Verwendung der Web-Oberfläche

Zugriff unter http://<proxy>:<port>
Wähle Trainingstyp (LoRA, Dreambooth, usw.)
Einstellungen konfigurieren
Training starten

Datensatzvorbereitung

Ordnerstruktur

/workspace/dataset/
├── 10_mysubject/           # Repeats_conceptname
│   ├── image1.png
│   ├── image1.txt          # Beschriftungsdatei
│   ├── image2.png
│   └── image2.txt
└── 10_regularization/      # Optionale Reg-Bilder
    ├── reg1.png
    └── reg1.txt

Bildanforderungen

Auflösung: 512x512 (SD 1.5) oder 1024x1024 (SDXL)
Format: PNG oder JPG
Anzahl: 10–50 Bilder für LoRA
Qualität: Klar, gut beleuchtet, verschiedene Blickwinkel

Beschriftungsdateien

Erstelle .txt Datei mit gleichem Namen wie das Bild:

myimage.txt:

ein Foto von sks Person, professionelles Porträt, Studiobeleuchtung, hohe Qualität

Automatische Beschriftung

Verwende BLIP für automatische Beschriftungen:

from transformers import BlipProcessor, BlipForConditionalGeneration
from PIL import Image
import os

processor = BlipProcessor.from_pretrained("Salesforce/blip-image-captioning-base")
model = BlipForConditionalGeneration.from_pretrained("Salesforce/blip-image-captioning-base").to("cuda")

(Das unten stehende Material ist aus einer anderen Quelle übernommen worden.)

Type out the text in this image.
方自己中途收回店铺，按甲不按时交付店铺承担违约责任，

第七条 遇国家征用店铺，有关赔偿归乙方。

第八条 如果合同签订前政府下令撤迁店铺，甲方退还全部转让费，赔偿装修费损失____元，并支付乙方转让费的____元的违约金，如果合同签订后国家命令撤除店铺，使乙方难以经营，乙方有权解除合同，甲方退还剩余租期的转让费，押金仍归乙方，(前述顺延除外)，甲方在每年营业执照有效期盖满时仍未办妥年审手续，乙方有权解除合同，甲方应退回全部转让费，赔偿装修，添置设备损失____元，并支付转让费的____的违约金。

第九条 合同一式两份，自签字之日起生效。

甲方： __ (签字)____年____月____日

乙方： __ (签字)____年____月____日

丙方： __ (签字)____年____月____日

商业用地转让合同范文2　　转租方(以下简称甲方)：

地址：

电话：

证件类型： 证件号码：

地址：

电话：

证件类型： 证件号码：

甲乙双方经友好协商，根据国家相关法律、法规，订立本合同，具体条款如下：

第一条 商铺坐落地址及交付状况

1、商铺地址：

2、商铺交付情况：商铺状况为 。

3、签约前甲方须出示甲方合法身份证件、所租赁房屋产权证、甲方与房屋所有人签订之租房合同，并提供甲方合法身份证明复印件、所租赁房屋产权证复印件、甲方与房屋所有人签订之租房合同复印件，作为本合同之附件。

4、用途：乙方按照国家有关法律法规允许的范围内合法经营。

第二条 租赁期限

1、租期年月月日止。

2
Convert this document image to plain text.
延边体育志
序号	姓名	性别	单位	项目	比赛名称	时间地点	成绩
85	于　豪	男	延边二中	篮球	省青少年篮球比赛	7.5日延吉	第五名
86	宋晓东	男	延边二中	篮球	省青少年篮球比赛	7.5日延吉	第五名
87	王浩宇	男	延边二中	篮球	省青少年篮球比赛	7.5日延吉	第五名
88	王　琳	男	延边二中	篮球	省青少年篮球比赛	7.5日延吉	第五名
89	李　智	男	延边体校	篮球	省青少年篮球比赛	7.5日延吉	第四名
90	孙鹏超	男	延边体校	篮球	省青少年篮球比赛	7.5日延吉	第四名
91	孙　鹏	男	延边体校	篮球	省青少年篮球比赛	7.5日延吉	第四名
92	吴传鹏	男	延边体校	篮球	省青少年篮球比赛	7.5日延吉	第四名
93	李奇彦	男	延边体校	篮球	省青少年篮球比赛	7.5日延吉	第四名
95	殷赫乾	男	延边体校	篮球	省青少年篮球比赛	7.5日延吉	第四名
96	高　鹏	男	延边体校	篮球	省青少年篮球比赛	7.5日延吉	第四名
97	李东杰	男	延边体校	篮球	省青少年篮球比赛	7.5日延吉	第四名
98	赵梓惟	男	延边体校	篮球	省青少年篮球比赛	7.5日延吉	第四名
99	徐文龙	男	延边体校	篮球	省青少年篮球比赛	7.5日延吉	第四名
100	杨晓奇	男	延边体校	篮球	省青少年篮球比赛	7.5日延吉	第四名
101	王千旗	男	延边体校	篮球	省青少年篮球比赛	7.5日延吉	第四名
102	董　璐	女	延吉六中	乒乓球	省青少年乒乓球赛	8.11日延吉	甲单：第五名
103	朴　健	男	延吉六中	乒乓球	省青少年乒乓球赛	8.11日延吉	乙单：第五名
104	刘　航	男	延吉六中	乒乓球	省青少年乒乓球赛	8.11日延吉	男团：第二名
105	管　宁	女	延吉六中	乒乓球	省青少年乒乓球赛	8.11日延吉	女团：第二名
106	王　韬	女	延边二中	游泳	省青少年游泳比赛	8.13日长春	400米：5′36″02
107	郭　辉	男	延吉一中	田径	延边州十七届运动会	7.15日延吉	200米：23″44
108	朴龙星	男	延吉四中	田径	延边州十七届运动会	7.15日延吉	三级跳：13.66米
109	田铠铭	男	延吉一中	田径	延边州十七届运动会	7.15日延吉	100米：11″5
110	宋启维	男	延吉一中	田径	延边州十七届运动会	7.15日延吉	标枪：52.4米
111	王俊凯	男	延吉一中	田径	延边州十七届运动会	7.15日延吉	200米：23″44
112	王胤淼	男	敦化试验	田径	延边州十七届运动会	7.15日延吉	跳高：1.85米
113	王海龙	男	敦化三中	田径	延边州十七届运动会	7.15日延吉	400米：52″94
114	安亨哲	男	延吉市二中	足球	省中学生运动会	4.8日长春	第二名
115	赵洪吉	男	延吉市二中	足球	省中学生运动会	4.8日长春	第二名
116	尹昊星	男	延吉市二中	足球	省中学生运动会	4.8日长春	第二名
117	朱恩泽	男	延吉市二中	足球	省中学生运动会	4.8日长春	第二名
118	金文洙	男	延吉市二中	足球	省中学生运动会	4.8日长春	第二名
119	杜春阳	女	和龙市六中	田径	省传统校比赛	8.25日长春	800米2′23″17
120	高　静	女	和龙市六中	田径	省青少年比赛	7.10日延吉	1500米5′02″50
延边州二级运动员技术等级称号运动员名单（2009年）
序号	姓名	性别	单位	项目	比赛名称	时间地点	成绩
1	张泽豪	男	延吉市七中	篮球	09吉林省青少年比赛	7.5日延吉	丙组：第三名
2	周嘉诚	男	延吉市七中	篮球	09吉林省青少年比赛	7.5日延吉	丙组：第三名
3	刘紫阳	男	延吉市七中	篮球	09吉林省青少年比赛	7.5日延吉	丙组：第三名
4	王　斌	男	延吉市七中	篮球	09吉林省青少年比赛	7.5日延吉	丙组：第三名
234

for img_file in os.listdir("./images"):
    if img_file.endswith(('.png', '.jpg')):
        image = Image.open(f"./images/{img_file}")
        inputs = processor(image, return_tensors="pt").to("cuda")
        output = model.generate(**inputs, max_new_tokens=50)
        caption = processor.decode(output[0], skip_special_tokens=True)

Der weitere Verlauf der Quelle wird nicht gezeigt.